Par ailleurs, des facteurs pratiques jouent également un rôle déterminant. La confidentialité et la sécurité sont toujours une priorité pour les juristes, tout comme le respect de la réglementation européenne et le traitement des données au sein de l’Europe. Tout aussi importante est la question de savoir comment la plateforme s’intègre dans la pratique quotidienne, avec ses propres modèles et processus de travail. Ce sont précisément ces dimensions sur lesquelles Libra est conçue et qui font la différence.

L’auteur à l’ère de l’IA

La question se pose de savoir si la GenAI modifie fondamentalement le rôle de l’auteur. Selon Peter Immink, pas dans son essence, mais peut-être en termes d’intensité. « À mesure que l’IA s’améliore dans la structuration des connaissances, un espace s’ouvre pour que les auteurs orientent de manière encore plus explicite et indiquent comment le droit doit être interprété. La valeur ajoutée ne s’éloigne donc pas de l’auteur, mais devient plus visible dans l’interprétation et le positionnement. »
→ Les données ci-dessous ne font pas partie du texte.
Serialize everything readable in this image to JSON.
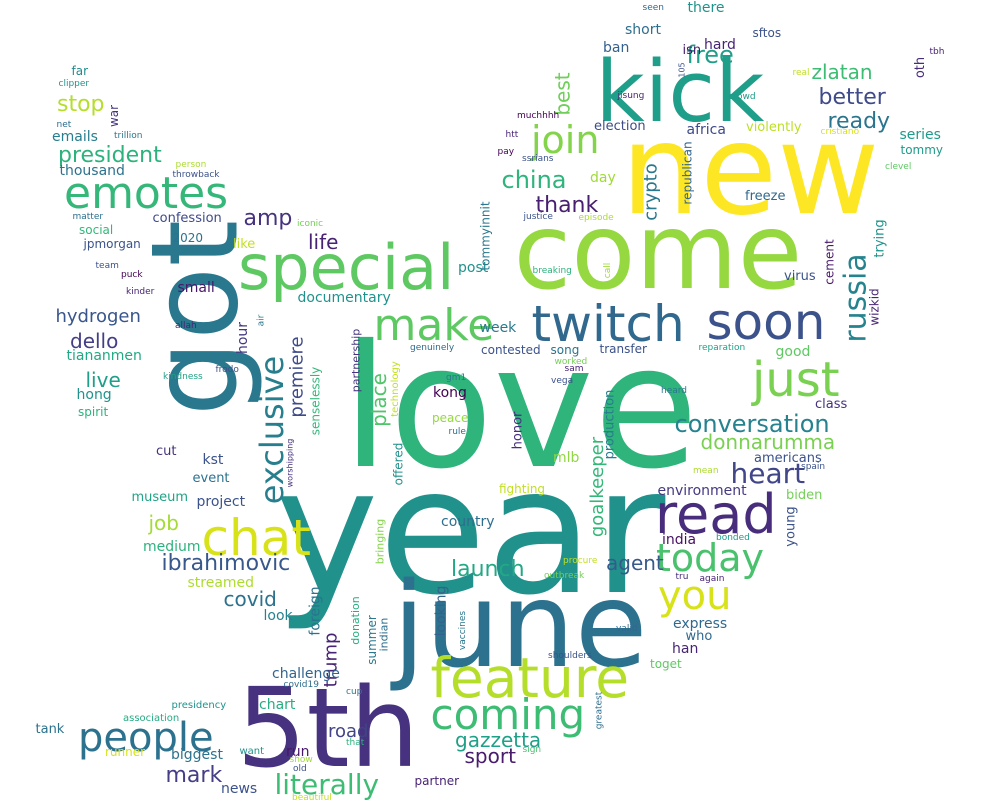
{
  "words": [
    {
      "t": "love",
      "c": "#2fb47c"
    },
    {
      "t": "year",
      "c": "#21918c"
    },
    {
      "t": "come",
      "c": "#95d840"
    },
    {
      "t": "new",
      "c": "#fde725"
    },
    {
      "t": "got",
      "c": "#2a788e"
    },
    {
      "t": "june",
      "c": "#2c728e"
    },
    {
      "t": "5th",
      "c": "#46327e"
    },
    {
      "t": "kick",
      "c": "#1f9e89"
    },
    {
      "t": "special",
      "c": "#5ec962"
    },
    {
      "t": "twitch",
      "c": "#31688e"
    },
    {
      "t": "soon",
      "c": "#3b528b"
    },
    {
      "t": "make",
      "c": "#5ec962"
    },
    {
      "t": "emotes",
      "c": "#35b779"
    },
    {
      "t": "feature",
      "c": "#b5de2b"
    },
    {
      "t": "chat",
      "c": "#d8e219"
    },
    {
      "t": "read",
      "c": "#472d7b"
    },
    {
      "t": "just",
      "c": "#7ad151"
    },
    {
      "t": "exclusive",
      "c": "#277f8e"
    },
    {
      "t": "coming",
      "c": "#3dbc74"
    },
    {
      "t": "people",
      "c": "#2c728e"
    },
    {
      "t": "today",
      "c": "#4ac16d"
    },
    {
      "t": "you",
      "c": "#d8e219"
    },
    {
      "t": "russia",
      "c": "#25838e"
    },
    {
      "t": "join",
      "c": "#84d44b"
    },
    {
      "t": "conversation",
      "c": "#26828e"
    },
    {
      "t": "literally",
      "c": "#3dbc74"
    },
    {
      "t": "heart",
      "c": "#404688"
    },
    {
      "t": "president",
      "c": "#2db27d"
    },
    {
      "t": "mark",
      "c": "#433e85"
    },
    {
      "t": "free",
      "c": "#1f9e89"
    },
    {
      "t": "china",
      "c": "#2fb47c"
    },
    {
      "t": "thank",
      "c": "#481f70"
    },
    {
      "t": "better",
      "c": "#3e4a89"
    },
    {
      "t": "ready",
      "c": "#2b748e"
    },
    {
      "t": "zlatan",
      "c": "#3dbc74"
    },
    {
      "t": "life",
      "c": "#482374"
    },
    {
      "t": "amp",
      "c": "#46327e"
    },
    {
      "t": "stop",
      "c": "#b5de2b"
    },
    {
      "t": "job",
      "c": "#a5db36"
    },
    {
      "t": "ibrahimovic",
      "c": "#38588c"
    },
    {
      "t": "donnarumma",
      "c": "#7ad151"
    },
    {
      "t": "launch",
      "c": "#22a884"
    },
    {
      "t": "covid",
      "c": "#2c728e"
    },
    {
      "t": "gazzetta",
      "c": "#1fa188"
    },
    {
      "t": "sport",
      "c": "#481b6d"
    },
    {
      "t": "road",
      "c": "#414487"
    },
    {
      "t": "best",
      "c": "#6ece58"
    },
    {
      "t": "crypto",
      "c": "#2a788e"
    },
    {
      "t": "premiere",
      "c": "#3e4a89"
    },
    {
      "t": "place",
      "c": "#50c46a"
    },
    {
      "t": "agent",
      "c": "#375a8c"
    },
    {
      "t": "goalkeeper",
      "c": "#35b779"
    },
    {
      "t": "trump",
      "c": "#482374"
    },
    {
      "t": "dello",
      "c": "#433e85"
    },
    {
      "t": "live",
      "c": "#1f9e89"
    },
    {
      "t": "hydrogen",
      "c": "#39568c"
    },
    {
      "t": "emails",
      "c": "#287d8e"
    },
    {
      "t": "thousand",
      "c": "#2c728e"
    },
    {
      "t": "documentary",
      "c": "#20928c"
    },
    {
      "t": "challenge",
      "c": "#32648e"
    },
    {
      "t": "environment",
      "c": "#443983"
    },
    {
      "t": "series",
      "c": "#1e9b8a"
    },
    {
      "t": "country",
      "c": "#2e6e8e"
    },
    {
      "t": "express",
      "c": "#31688e"
    },
    {
      "t": "streamed",
      "c": "#addc30"
    },
    {
      "t": "kst",
      "c": "#3b528b"
    },
    {
      "t": "project",
      "c": "#3b528b"
    },
    {
      "t": "tiananmen",
      "c": "#22a884"
    },
    {
      "t": "hong",
      "c": "#20928c"
    },
    {
      "t": "kong",
      "c": "#440154"
    },
    {
      "t": "post",
      "c": "#20928c"
    },
    {
      "t": "week",
      "c": "#29798e"
    },
    {
      "t": "small",
      "c": "#481769"
    },
    {
      "t": "hour",
      "c": "#453781"
    },
    {
      "t": "look",
      "c": "#26828e"
    },
    {
      "t": "looking",
      "c": "#34618d"
    },
    {
      "t": "foreign",
      "c": "#2c728e"
    },
    {
      "t": "han",
      "c": "#482475"
    },
    {
      "t": "india",
      "c": "#471063"
    },
    {
      "t": "medium",
      "c": "#2db27d"
    },
    {
      "t": "museum",
      "c": "#20a386"
    },
    {
      "t": "biggest",
      "c": "#2c728e"
    },
    {
      "t": "chart",
      "c": "#27ad81"
    },
    {
      "t": "news",
      "c": "#3b528b"
    },
    {
      "t": "run",
      "c": "#481769"
    },
    {
      "t": "production",
      "c": "#287d8e"
    },
    {
      "t": "honor",
      "c": "#46307e"
    },
    {
      "t": "mlb",
      "c": "#90d743"
    },
    {
      "t": "day",
      "c": "#a0da39"
    },
    {
      "t": "short",
      "c": "#2e6e8e"
    },
    {
      "t": "ban",
      "c": "#34618d"
    },
    {
      "t": "hard",
      "c": "#482475"
    },
    {
      "t": "africa",
      "c": "#3e4a89"
    },
    {
      "t": "election",
      "c": "#3e4c8a"
    },
    {
      "t": "violently",
      "c": "#bddf26"
    },
    {
      "t": "republican",
      "c": "#32648e"
    },
    {
      "t": "freeze",
      "c": "#31688e"
    },
    {
      "t": "cement",
      "c": "#481769"
    },
    {
      "t": "trying",
      "c": "#20928c"
    },
    {
      "t": "wizkid",
      "c": "#482475"
    },
    {
      "t": "virus",
      "c": "#3b528b"
    },
    {
      "t": "good",
      "c": "#5ec962"
    },
    {
      "t": "class",
      "c": "#46307e"
    },
    {
      "t": "americans",
      "c": "#3b528b"
    },
    {
      "t": "biden",
      "c": "#73d056"
    },
    {
      "t": "young",
      "c": "#3b528b"
    },
    {
      "t": "who",
      "c": "#31688e"
    },
    {
      "t": "toget",
      "c": "#5ec962"
    },
    {
      "t": "tommy",
      "c": "#1e9b8a"
    },
    {
      "t": "oth",
      "c": "#472c7a"
    },
    {
      "t": "there",
      "c": "#20928c"
    },
    {
      "t": "isn",
      "c": "#481769"
    },
    {
      "t": "sftos",
      "c": "#3b528b"
    },
    {
      "t": "tommyinnit",
      "c": "#2a788e"
    },
    {
      "t": "confession",
      "c": "#3e4a89"
    },
    {
      "t": "jpmorgan",
      "c": "#3b528b"
    },
    {
      "t": "social",
      "c": "#35b779"
    },
    {
      "t": "like",
      "c": "#c2df23"
    },
    {
      "t": "2020",
      "c": "#2c728e"
    },
    {
      "t": "war",
      "c": "#46327e"
    },
    {
      "t": "far",
      "c": "#238a8d"
    },
    {
      "t": "spirit",
      "c": "#2db27d"
    },
    {
      "t": "event",
      "c": "#2c728e"
    },
    {
      "t": "cut",
      "c": "#46327e"
    },
    {
      "t": "contested",
      "c": "#3b528b"
    },
    {
      "t": "song",
      "c": "#2c728e"
    },
    {
      "t": "transfer",
      "c": "#3b528b"
    },
    {
      "t": "peace",
      "c": "#95d840"
    },
    {
      "t": "fighting",
      "c": "#c2df23"
    },
    {
      "t": "senselessly",
      "c": "#35b779"
    },
    {
      "t": "partnership",
      "c": "#46327e"
    },
    {
      "t": "technology",
      "c": "#c2df23"
    },
    {
      "t": "offered",
      "c": "#21918c"
    },
    {
      "t": "bringing",
      "c": "#84d44b"
    },
    {
      "t": "summer",
      "c": "#2a788e"
    },
    {
      "t": "indian",
      "c": "#2e6e8e"
    },
    {
      "t": "donation",
      "c": "#27ad81"
    },
    {
      "t": "tank",
      "c": "#2c728e"
    },
    {
      "t": "runner",
      "c": "#d8e219"
    },
    {
      "t": "partner",
      "c": "#482475"
    },
    {
      "t": "presidency",
      "c": "#20928c"
    },
    {
      "t": "association",
      "c": "#25ab82"
    },
    {
      "t": "want",
      "c": "#20928c"
    },
    {
      "t": "that",
      "c": "#2db27d"
    },
    {
      "t": "show",
      "c": "#a0da39"
    },
    {
      "t": "old",
      "c": "#3b528b"
    },
    {
      "t": "beautiful",
      "c": "#c2df23"
    },
    {
      "t": "sign",
      "c": "#4ac16d"
    },
    {
      "t": "cup",
      "c": "#2a788e"
    },
    {
      "t": "covid19",
      "c": "#2e6e8e"
    },
    {
      "t": "greatest",
      "c": "#2e6e8e"
    },
    {
      "t": "shoulders",
      "c": "#3b528b"
    },
    {
      "t": "vaccines",
      "c": "#2a788e"
    },
    {
      "t": "valid",
      "c": "#31688e"
    },
    {
      "t": "tru",
      "c": "#472c7a"
    },
    {
      "t": "again",
      "c": "#482475"
    },
    {
      "t": "procure",
      "c": "#c2df23"
    },
    {
      "t": "outbreak",
      "c": "#73d056"
    },
    {
      "t": "bonded",
      "c": "#1e9b8a"
    },
    {
      "t": "spain",
      "c": "#3b528b"
    },
    {
      "t": "mean",
      "c": "#addc30"
    },
    {
      "t": "heard",
      "c": "#2a788e"
    },
    {
      "t": "reparation",
      "c": "#1fa188"
    },
    {
      "t": "sam",
      "c": "#482475"
    },
    {
      "t": "worked",
      "c": "#73d056"
    },
    {
      "t": "vega",
      "c": "#3b528b"
    },
    {
      "t": "call",
      "c": "#a0da39"
    },
    {
      "t": "breaking",
      "c": "#2db27d"
    },
    {
      "t": "genuinely",
      "c": "#31688e"
    },
    {
      "t": "gm1",
      "c": "#2a788e"
    },
    {
      "t": "rule",
      "c": "#2e6e8e"
    },
    {
      "t": "worshipping",
      "c": "#46327e"
    },
    {
      "t": "frodo",
      "c": "#3b528b"
    },
    {
      "t": "kindness",
      "c": "#20a386"
    },
    {
      "t": "air",
      "c": "#2a788e"
    },
    {
      "t": "allah",
      "c": "#482475"
    },
    {
      "t": "kinder",
      "c": "#482475"
    },
    {
      "t": "puck",
      "c": "#440154"
    },
    {
      "t": "team",
      "c": "#3b528b"
    },
    {
      "t": "iconic",
      "c": "#73d056"
    },
    {
      "t": "matter",
      "c": "#2c728e"
    },
    {
      "t": "person",
      "c": "#addc30"
    },
    {
      "t": "throwback",
      "c": "#3b528b"
    },
    {
      "t": "trillion",
      "c": "#2a788e"
    },
    {
      "t": "net",
      "c": "#2e6e8e"
    },
    {
      "t": "clipper",
      "c": "#20928c"
    },
    {
      "t": "htt",
      "c": "#482475"
    },
    {
      "t": "pay",
      "c": "#440154"
    },
    {
      "t": "ssrians",
      "c": "#3b528b"
    },
    {
      "t": "justice",
      "c": "#3b528b"
    },
    {
      "t": "episode",
      "c": "#addc30"
    },
    {
      "t": "muchhhh",
      "c": "#440154"
    },
    {
      "t": "jisung",
      "c": "#482475"
    },
    {
      "t": "crowd",
      "c": "#1e9b8a"
    },
    {
      "t": "cristiano",
      "c": "#d8e219"
    },
    {
      "t": "clevel",
      "c": "#5ec962"
    },
    {
      "t": "105",
      "c": "#3b528b"
    },
    {
      "t": "seen",
      "c": "#31688e"
    },
    {
      "t": "real",
      "c": "#c2df23"
    },
    {
      "t": "tbh",
      "c": "#482475"
    }
  ]
}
Anna Posthumus Meyjes partage cet avis. « Ainsi, l’accent est encore davantage mis sur la vision de l’auteur. » Lorsque l’IA offre plus rapidement une vue d’ensemble de ce qui a déjà été écrit, les juristes comprennent mieux les arguments soutenant leur raisonnement et l’état du droit applicable concernant un domaine particulier.
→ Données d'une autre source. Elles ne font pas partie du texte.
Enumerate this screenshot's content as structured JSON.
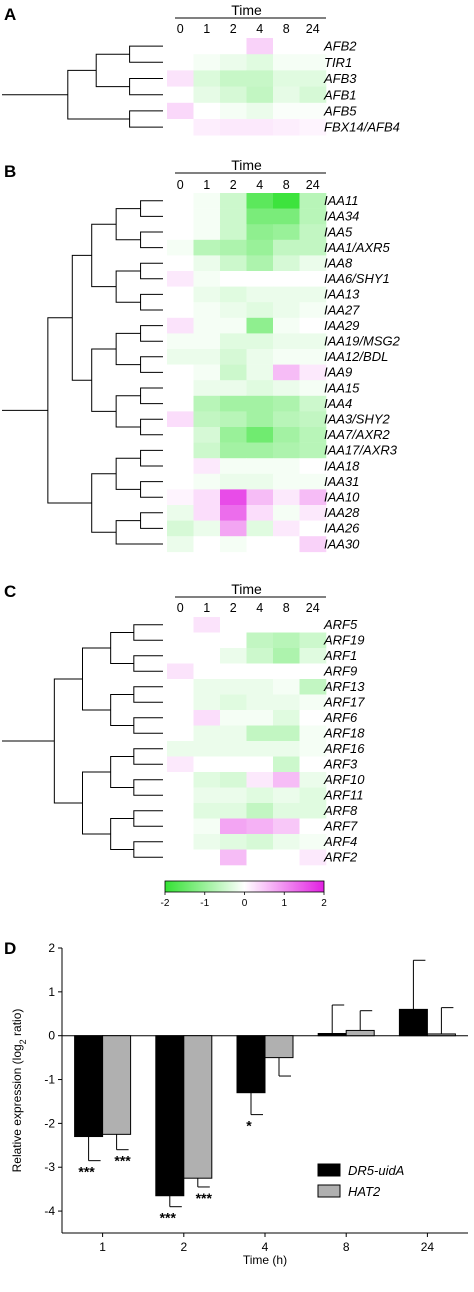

L’IA modifie ainsi la manière dont les juristes recherchent et traitent les informations, en rassemblant plus rapidement les sources pertinentes et en proposant de nouveaux angles d’approche ou exemples. 
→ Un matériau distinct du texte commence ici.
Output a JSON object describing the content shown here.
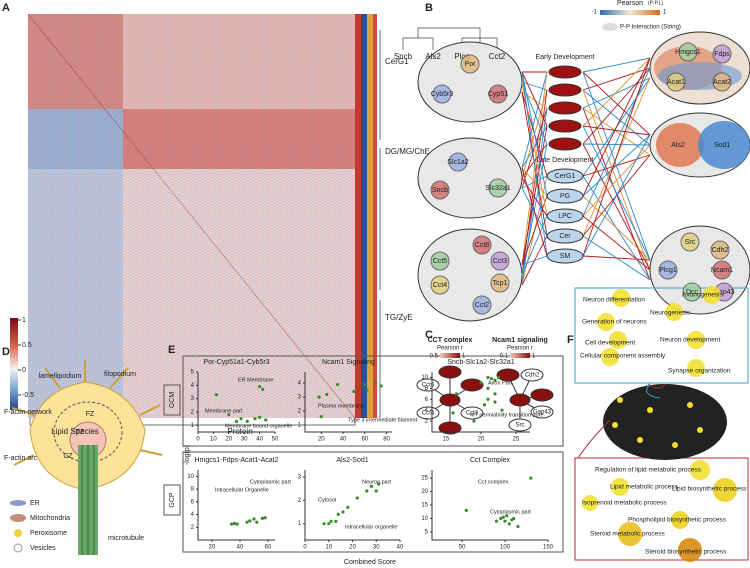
{
  "panel_labels": [
    "A",
    "B",
    "C",
    "D",
    "E",
    "F"
  ],
  "panel_a": {
    "colorbar_ticks": [
      1,
      0.5,
      0,
      -0.5
    ],
    "cluster_labels": [
      "CerG1",
      "DG/MG/ChE",
      "TG/ZyE"
    ],
    "dendrogram_labels": [
      "Sncb",
      "Als2",
      "Plcg",
      "Cct2"
    ],
    "x_groups": [
      "Lipid Species",
      "Protein"
    ]
  },
  "panel_b": {
    "legend_title": "Pearson",
    "legend_subtitle": "(P-P,L)",
    "legend_min": -1,
    "legend_max": 1,
    "legend_interaction": "P-P Interaction (String)",
    "early_label": "Early Development",
    "late_label": "Late Development",
    "late_nodes": [
      "CerG1",
      "PG",
      "LPC",
      "Cer",
      "SM"
    ],
    "clusters": [
      [
        "Por",
        "Cyb5r3",
        "Cyp51"
      ],
      [
        "Slc1a2",
        "Sncb",
        "Slc32a1"
      ],
      [
        "Cct8",
        "Cct5",
        "Cct3",
        "Cct4",
        "Tcp1",
        "Cct2"
      ],
      [
        "Hmgcs1",
        "Fdps",
        "Acat1",
        "Acat2"
      ],
      [
        "Als2",
        "Sod1"
      ],
      [
        "Src",
        "Cdh2",
        "Plcg1",
        "Ncam1",
        "Dcc",
        "Gap43"
      ]
    ]
  },
  "panel_c": {
    "cct_title": "CCT complex",
    "cct_scale_label": "Pearson r",
    "cct_min": 0.5,
    "cct_max": 1,
    "cct_nodes": [
      "Cct6",
      "Cct4",
      "Cct3"
    ],
    "ncam_title": "Ncam1 signaling",
    "ncam_scale_label": "Pearson r",
    "ncam_min": 0.1,
    "ncam_max": 1,
    "ncam_nodes": [
      "Cdh2",
      "Src",
      "Gap43"
    ]
  },
  "panel_d": {
    "labels": [
      "lamellipodium",
      "filopodium",
      "F-actin network",
      "FZ",
      "TZ",
      "F-actin arc",
      "CZ",
      "microtubule"
    ],
    "legend": [
      "ER",
      "Mitochondria",
      "Peroxisome",
      "Vesicles"
    ]
  },
  "panel_e": {
    "row_labels": [
      "GCM",
      "GCP"
    ],
    "y_label": "-log(p)",
    "x_label": "Combined Score"
  },
  "panel_f": {
    "neural_terms": [
      "Neuron differentiation",
      "Axonogenesis",
      "Neurogenesis",
      "Generation of neurons",
      "Neuron development",
      "Cell development",
      "Cellular component assembly",
      "Synapse organization"
    ],
    "lipid_terms": [
      "Regulation of lipid metabolic process",
      "Lipid metabolic process",
      "Lipid biosynthetic process",
      "Isoprenoid metabolic process",
      "Phospholipid biosynthetic process",
      "Steroid metabolic process",
      "Steroid biosynthetic process"
    ]
  },
  "chart_data": [
    {
      "type": "scatter",
      "title": "Por-Cyp51a1-Cyb5r3",
      "color": "#3b8a2c",
      "x": [
        12,
        40,
        42,
        20,
        25,
        28,
        32,
        37,
        40,
        44
      ],
      "values": [
        3.3,
        3.9,
        3.7,
        1.8,
        1.3,
        1.5,
        1.3,
        1.5,
        1.6,
        1.4
      ],
      "xlim": [
        0,
        50
      ],
      "ylim": [
        0.5,
        5
      ],
      "xticks": [
        0,
        10,
        20,
        30,
        40,
        50
      ],
      "yticks": [
        1,
        2,
        3,
        4,
        5
      ],
      "annotations": [
        "ER Membrane",
        "Membrane part",
        "Membrane bound organelle"
      ]
    },
    {
      "type": "scatter",
      "title": "Ncam1 Signaling",
      "color": "#3b8a2c",
      "x": [
        18,
        20,
        25,
        35,
        50,
        60,
        62,
        70,
        75
      ],
      "values": [
        3,
        1.6,
        3.2,
        3.9,
        3.4,
        3.9,
        3.5,
        4,
        3.8
      ],
      "xlim": [
        5,
        85
      ],
      "ylim": [
        0.5,
        4.8
      ],
      "xticks": [
        20,
        40,
        60,
        80
      ],
      "yticks": [
        1,
        2,
        3,
        4
      ],
      "annotations": [
        "Plasma membrane",
        "Type 3 intermediate filament"
      ]
    },
    {
      "type": "scatter",
      "title": "Sncb-Slc1a2-Slc32a1",
      "color": "#3b8a2c",
      "x": [
        16,
        16.5,
        20,
        21,
        21.5,
        22,
        22.5,
        21,
        22,
        20.5,
        21,
        22,
        23,
        19
      ],
      "values": [
        3.5,
        7,
        9,
        10,
        9.8,
        9.5,
        10,
        8,
        7,
        5,
        6,
        5.5,
        4,
        2
      ],
      "xlim": [
        13,
        27
      ],
      "ylim": [
        0,
        11
      ],
      "xticks": [
        15,
        20,
        25
      ],
      "yticks": [
        2,
        4,
        6,
        8,
        10
      ],
      "annotations": [
        "Axon Part",
        "MT permiability transition pore"
      ]
    },
    {
      "type": "scatter",
      "title": "Hmgcs1-Fdps-Acat1-Acat2",
      "color": "#3b8a2c",
      "x": [
        34,
        36,
        38,
        45,
        47,
        50,
        52,
        56,
        58
      ],
      "values": [
        2.5,
        2.6,
        2.5,
        2.8,
        3,
        3.3,
        2.8,
        3.4,
        3.5
      ],
      "xlim": [
        10,
        65
      ],
      "ylim": [
        0,
        11
      ],
      "xticks": [
        20,
        40,
        60
      ],
      "yticks": [
        2,
        4,
        6,
        8,
        10
      ],
      "annotations": [
        "Intracellular Organelle",
        "Cytoplasmic part"
      ]
    },
    {
      "type": "scatter",
      "title": "Als2-Sod1",
      "color": "#3b8a2c",
      "x": [
        8,
        10,
        11,
        13,
        14,
        16,
        18,
        22,
        26,
        28,
        30,
        31
      ],
      "values": [
        1,
        1,
        1.1,
        1.1,
        1.4,
        1.5,
        1.7,
        2.1,
        2.4,
        2.6,
        2.4,
        2.7
      ],
      "xlim": [
        0,
        40
      ],
      "ylim": [
        0.3,
        3.3
      ],
      "xticks": [
        0,
        10,
        20,
        30,
        40
      ],
      "yticks": [
        1,
        2,
        3
      ],
      "annotations": [
        "Neuron part",
        "Cytosol",
        "Intracellular organelle"
      ]
    },
    {
      "type": "scatter",
      "title": "Cct Complex",
      "color": "#3b8a2c",
      "x": [
        55,
        90,
        95,
        98,
        100,
        102,
        105,
        108,
        110,
        115,
        130
      ],
      "values": [
        13,
        9,
        10,
        10.5,
        9,
        11,
        8,
        9.5,
        10,
        7,
        25
      ],
      "xlim": [
        15,
        150
      ],
      "ylim": [
        2,
        28
      ],
      "xticks": [
        50,
        100,
        150
      ],
      "yticks": [
        5,
        10,
        15,
        20,
        25
      ],
      "annotations": [
        "Cct complex",
        "Cytoplasmic part"
      ]
    }
  ]
}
Pour les auteurs, Libra ouvre également de nouvelles possibilités. Les outils d’IA peuvent aider à trouver l’inspiration et à rassembler des éléments pour un article ou un commentaire, ou à illustrer un argument théorique par des informations pratiques concrètes.

Mais ce qui, en fin de compte, donne véritablement le cap, c’est l’expertise humaine. C’est l’auteur qui évalue, nuance et se positionne. Ainsi, même dans une pratique guidée par l’IA, l’auteur reste au cœur de la qualité juridique.